You can use the e_set function to assign values to empty fields in a log entry.

  • Sub-scenario 1: Assign a value to a field if the field does not exist or is empty.

    python
    e_set("result", "......value......", mode="fill")

    For information about the mode parameter, see Field extraction check and overwrite modes.

Example:

  • Raw log entries
name:
  • Transformation rule
python
e_set("name", "aspara2.0", mode="fill")
  • Transformation result
name:  aspara2.0

Example:

  • Raw log entries
content:"ip address: 192.168.1.1"
  • Transformation rule. Use the Grok function to extract the IP address in the content field.
python
e_regex("content", grok(r"(%{IP})"),"addr")
  • Transformation result
addr:  192.168.1.1
content:"ip address: 192.168.1.1"
  • Sub-scenario 3: Assign values to multiple fields. python e_set("k1", "v1", "k2", "v2", "k3", "v3", ......)

    Example:

    • Raw log entries
    __source__:  192.168.0.1
    __topic__:
    __tag__:
    __receive_time__:
    id:  7990
    test_string:  <function test1 at 0x1020401e0>
    • Transformation rule. Assign values to the topic, tag, and receive_time fields.
    python
    e_set(
    	"__topic__","app",
    	"__tag__","stu",
    	"__receive_time__","1597214851"
    )
    • Transformation result
    __source__:  192.168.0.1
    __topic__:  app
    __tag__:  stu
    __receive_time__:  1597214851
    id:  7990
    test_string:  <function test1 at 0x1020401e0>

Scenario 3: Delete a field and rename a field by using the e_search, e_rename, and e_compose functions

We recommend that you use the e_compose function to check whether the data meets the conditions and then perform operations based on the check result.

Example:

  • Raw log entries

    content:123
    age:23
    name:twiss
  • Transformation rule. If the value of the content field is 123, delete the age field and the name field. Then, rename the content field to ctx.

    python
    e_if(
    	e_search("content==123"),
    	e_compose(
    		e_drop_fields("age|name"),
    		e_rename("content", "ctx")
    	)
    )
  • Transformation result

    ctx: 123

Scenario 4: Convert the type of fields in a log entry by using the v, cn_int, and dt_totimestamp functions

The fields and values in log entries are processed as strings during the data transformation process. Data of a non-string type is automatically converted to data of the string type.Therefore, you must be familiar with the types of fields that a function can receive when you invoke the function.For more information, see Syntax overview.

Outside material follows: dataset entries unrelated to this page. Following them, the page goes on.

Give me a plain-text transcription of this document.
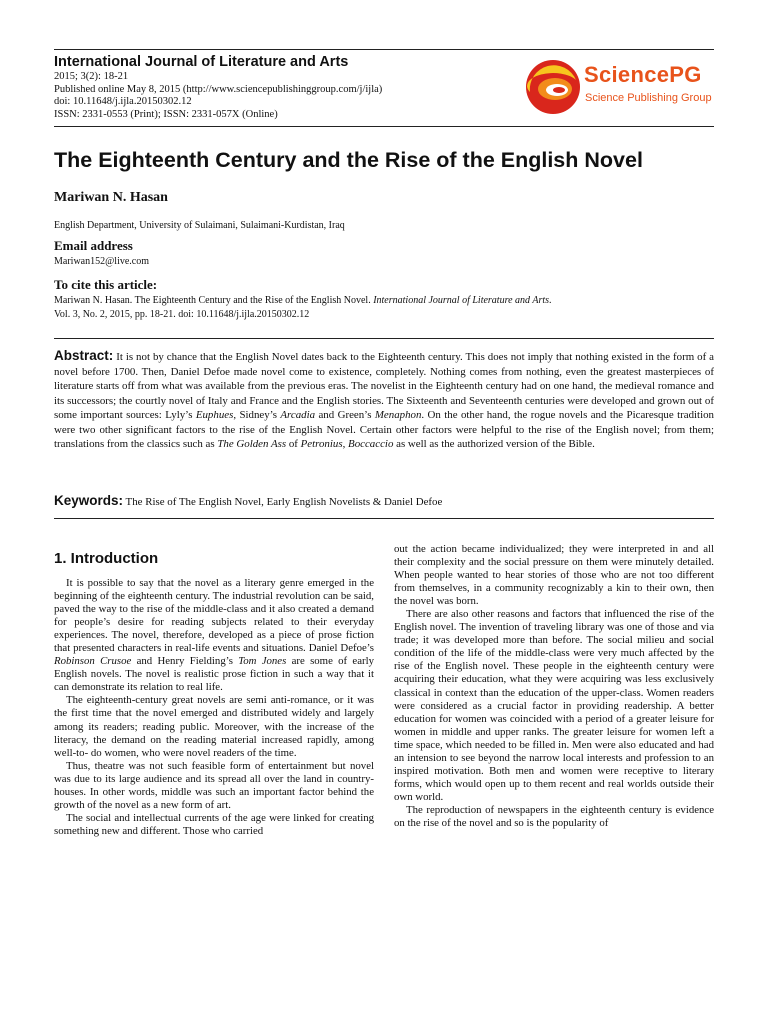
International Journal of Literature and Arts
2015; 3(2): 18-21
Published online May 8, 2015 (http://www.sciencepublishinggroup.com/j/ijla)
doi: 10.11648/j.ijla.20150302.12
ISSN: 2331-0553 (Print); ISSN: 2331-057X (Online)
SciencePG
Science Publishing Group
The Eighteenth Century and the Rise of the English Novel
Mariwan N. Hasan
English Department, University of Sulaimani, Sulaimani-Kurdistan, Iraq
Email address
Mariwan152@live.com
To cite this article:
Mariwan N. Hasan. The Eighteenth Century and the Rise of the English Novel. International Journal of Literature and Arts.
Vol. 3, No. 2, 2015, pp. 18-21. doi: 10.11648/j.ijla.20150302.12
Abstract: It is not by chance that the English Novel dates back to the Eighteenth century. This does not imply that nothing existed in the form of a novel before 1700. Then, Daniel Defoe made novel come to existence, completely. Nothing comes from nothing, even the greatest masterpieces of literature starts off from what was available from the previous eras. The novelist in the Eighteenth century had on one hand, the medieval romance and its successors; the courtly novel of Italy and France and the English stories. The Sixteenth and Seventeenth centuries were developed and grown out of some important sources: Lyly’s Euphues, Sidney’s Arcadia and Green’s Menaphon. On the other hand, the rogue novels and the Picaresque tradition were two other significant factors to the rise of the English Novel. Certain other factors were helpful to the rise of the English novel; from them; translations from the classics such as The Golden Ass of Petronius, Boccaccio as well as the authorized version of the Bible.
Keywords: The Rise of The English Novel, Early English Novelists & Daniel Defoe
1. Introduction

It is possible to say that the novel as a literary genre emerged in the beginning of the eighteenth century. The industrial revolution can be said, paved the way to the rise of the middle-class and it also created a demand for people’s desire for reading subjects related to their everyday experiences. The novel, therefore, developed as a piece of prose fiction that presented characters in real-life events and situations. Daniel Defoe’s Robinson Crusoe and Henry Fielding’s Tom Jones are some of early English novels. The novel is realistic prose fiction in such a way that it can demonstrate its relation to real life.

The eighteenth-century great novels are semi anti-romance, or it was the first time that the novel emerged and distributed widely and largely among its readers; reading public. Moreover, with the increase of the literacy, the demand on the reading material increased rapidly, among well-to- do women, who were novel readers of the time.

Thus, theatre was not such feasible form of entertainment but novel was due to its large audience and its spread all over the land in country-houses. In other words, middle was such an important factor behind the growth of the novel as a new form of art.

The social and intellectual currents of the age were linked for creating something new and different. Those who carried

out the action became individualized; they were interpreted in and all their complexity and the social pressure on them were minutely detailed. When people wanted to hear stories of those who are not too different from themselves, in a community recognizably a kin to their own, then the novel was born.

There are also other reasons and factors that influenced the rise of the English novel. The invention of traveling library was one of those and via trade; it was developed more than before. The social milieu and social condition of the life of the middle-class were very much affected by the rise of the English novel. These people in the eighteenth century were acquiring their education, what they were acquiring was less exclusively classical in context than the education of the upper-class. Women readers were considered as a crucial factor in providing readership. A better education for women was coincided with a period of a greater leisure for women in middle and upper ranks. The greater leisure for women left a time space, which needed to be filled in. Men were also educated and had an intension to see beyond the narrow local interests and profession to an inspired motivation. Both men and women were receptive to literary forms, which would open up to them recent and real worlds outside their own world.

The reproduction of newspapers in the eighteenth century is evidence on the rise of the novel and so is the popularity of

  • Sub-scenario 1: Use the op_add function to concatenate strings or add numbers.

    op_add The function can receive data of both the string and numeric types. Therefore, no field type needs to be converted.

    Example:

    • Raw log entries
    a : 1
    b : 2
    • Transformation rule
    python
    e_set("d",op_add(v("a"), v("b")))
    e_set("e",op_add(ct_int(v("a")), ct_int(v("b"))))
    • Transformation result
    a : 12
    b : 13
  • Sub-scenario 2: Use the v function and the ct_int function to convert data types and use the op_mul function to multiply data.

    Example:

    • Raw log entries
    a:2
    b:5
    • Transformation rule. The values of both v("a") and v("b") are of the string type. However, the second field of the op_mul function can receive only numeric values. Therefore, you must use the ct_int function to convert a string to an integer, and then pass the value to the op_mul function.
    python
    e_set("c",
    	op_mul(ct_int(v("a")),
    		ct_int(v("b"))
    	)
    )
    e_set("d",
    	op_mul(v("a"),
    		ct_int(v("b"))
    	)
    )
    • Transformation result
    a: 2
    b: 5
    c: 10
    d: 22222
  • Sub-scenario 3: Use the dt_parse function or [dt_parsetimestamp] (https://www.alibabacloud.com/help/en/doc-detail/125409.htm?spm=a2c4g.11186623.2.22.41561d1f0tYusv#section-5n7-n49-3n8)function to convert a string or datetime object to standard time.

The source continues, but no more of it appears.